After their child is born, parents next move on to the fear of their child being hurt. This fear is especially exaggerated in first time parents. It starts when they begin to crawl, “will they bang their head into a table”, then onto walking, “will they fall and skin their knees.” Learning to ride a bike brings helmets and knee pads and fears of traffic. The parent of a special needs child faces all these fears and usually for a longer time period than the parents of a normal child. Most seven year olds know to watch out for cars when crossing the street, some mentally challenged persons take until their teens or adult years, and some never achieve this awareness.

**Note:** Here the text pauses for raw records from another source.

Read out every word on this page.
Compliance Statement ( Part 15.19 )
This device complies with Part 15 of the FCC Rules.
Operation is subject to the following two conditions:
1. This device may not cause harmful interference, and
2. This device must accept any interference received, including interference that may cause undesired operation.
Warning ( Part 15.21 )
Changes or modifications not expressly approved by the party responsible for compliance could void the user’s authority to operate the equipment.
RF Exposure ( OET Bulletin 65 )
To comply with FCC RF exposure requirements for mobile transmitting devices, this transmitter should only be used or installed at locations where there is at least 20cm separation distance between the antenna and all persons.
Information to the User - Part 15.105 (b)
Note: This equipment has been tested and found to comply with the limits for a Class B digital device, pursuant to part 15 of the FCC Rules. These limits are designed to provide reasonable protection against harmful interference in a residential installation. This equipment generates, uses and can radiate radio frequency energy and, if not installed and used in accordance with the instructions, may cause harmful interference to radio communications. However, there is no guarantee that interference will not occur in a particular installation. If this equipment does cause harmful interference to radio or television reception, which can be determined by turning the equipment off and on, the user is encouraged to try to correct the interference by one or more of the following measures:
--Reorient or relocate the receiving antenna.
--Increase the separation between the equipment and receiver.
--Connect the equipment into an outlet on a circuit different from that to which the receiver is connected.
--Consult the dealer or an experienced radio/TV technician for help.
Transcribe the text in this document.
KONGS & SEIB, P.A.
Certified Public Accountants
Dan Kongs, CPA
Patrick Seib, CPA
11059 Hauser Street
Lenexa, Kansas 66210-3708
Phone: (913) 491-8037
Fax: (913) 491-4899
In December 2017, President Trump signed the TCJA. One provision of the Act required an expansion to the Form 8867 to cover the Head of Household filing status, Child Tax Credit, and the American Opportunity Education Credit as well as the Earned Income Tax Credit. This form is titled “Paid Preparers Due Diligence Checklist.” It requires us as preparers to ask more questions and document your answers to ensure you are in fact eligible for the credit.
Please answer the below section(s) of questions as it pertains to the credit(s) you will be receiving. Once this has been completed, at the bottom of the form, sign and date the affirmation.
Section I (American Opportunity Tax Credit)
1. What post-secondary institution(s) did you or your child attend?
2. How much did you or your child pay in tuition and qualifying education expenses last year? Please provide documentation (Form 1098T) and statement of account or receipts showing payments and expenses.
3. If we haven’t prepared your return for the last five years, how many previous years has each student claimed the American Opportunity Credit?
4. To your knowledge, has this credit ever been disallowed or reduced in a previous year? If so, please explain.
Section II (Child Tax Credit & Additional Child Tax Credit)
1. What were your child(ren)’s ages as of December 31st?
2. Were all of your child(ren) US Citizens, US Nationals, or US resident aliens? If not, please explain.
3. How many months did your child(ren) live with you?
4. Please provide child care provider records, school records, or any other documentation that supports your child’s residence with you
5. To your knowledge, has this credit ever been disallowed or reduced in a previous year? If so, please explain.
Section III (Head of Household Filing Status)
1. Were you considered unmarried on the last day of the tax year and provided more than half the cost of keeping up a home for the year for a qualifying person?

Fear of injury to themselves or to others also impacts what parents of special needs kids will allow their kids to do. For many sports is a huge hurdle. “Can my child even do that” they ask? Coaches and parents try to keep the players safe but will often feel a heightened sense of urgency when the player has a disability. As a father and a coach, a Martial Arts instructor actually, I have felt the worry but been gratefully surprised when my sons where given a chance to at least try. The biggest revelation came with an injury Ken received. He got hurt, he got up, and the world continued to spin, just like when I got hurt as a kid and my mom was worried about me. Ken brushed off the injury, a hard fall at Judo class, and kept going. Stephen took a line drive to the head at a recent ball game. He kept playing, the ball was soft fortunately. And Joe crashed his bike into a car. He needed stitches and a sling but quickly recovered. Yep, my sons got hurt, reminds me of me in my younger days.

Normal is not something necessary. It is simply what the vast majority are able to do. Normal skills are inadequate to play professional sports or be a professional singer or actor. In some cases what is considered a disability is an asset. One company only hires persons with Asperger’s Syndrome to debug computer code. In their case, sitting for hours concentrating on line after line of computer code is tailor made for them. A Judo student I had in my class was born with only a partial leg on his right side. A handicap? It was a challenge for him with standing techniques but an asset when we did groundwork.

In my experience as a parent and a professional the biggest handicap that the disabled often face is well meaning Normals who want to keep the Disabled safe. They do not recognize there is such a thing as a Right to Risk and a Right to Fail. That only by pushing ourselves to our limits are we able to exceed our current limitations.

And that is something we all need to do.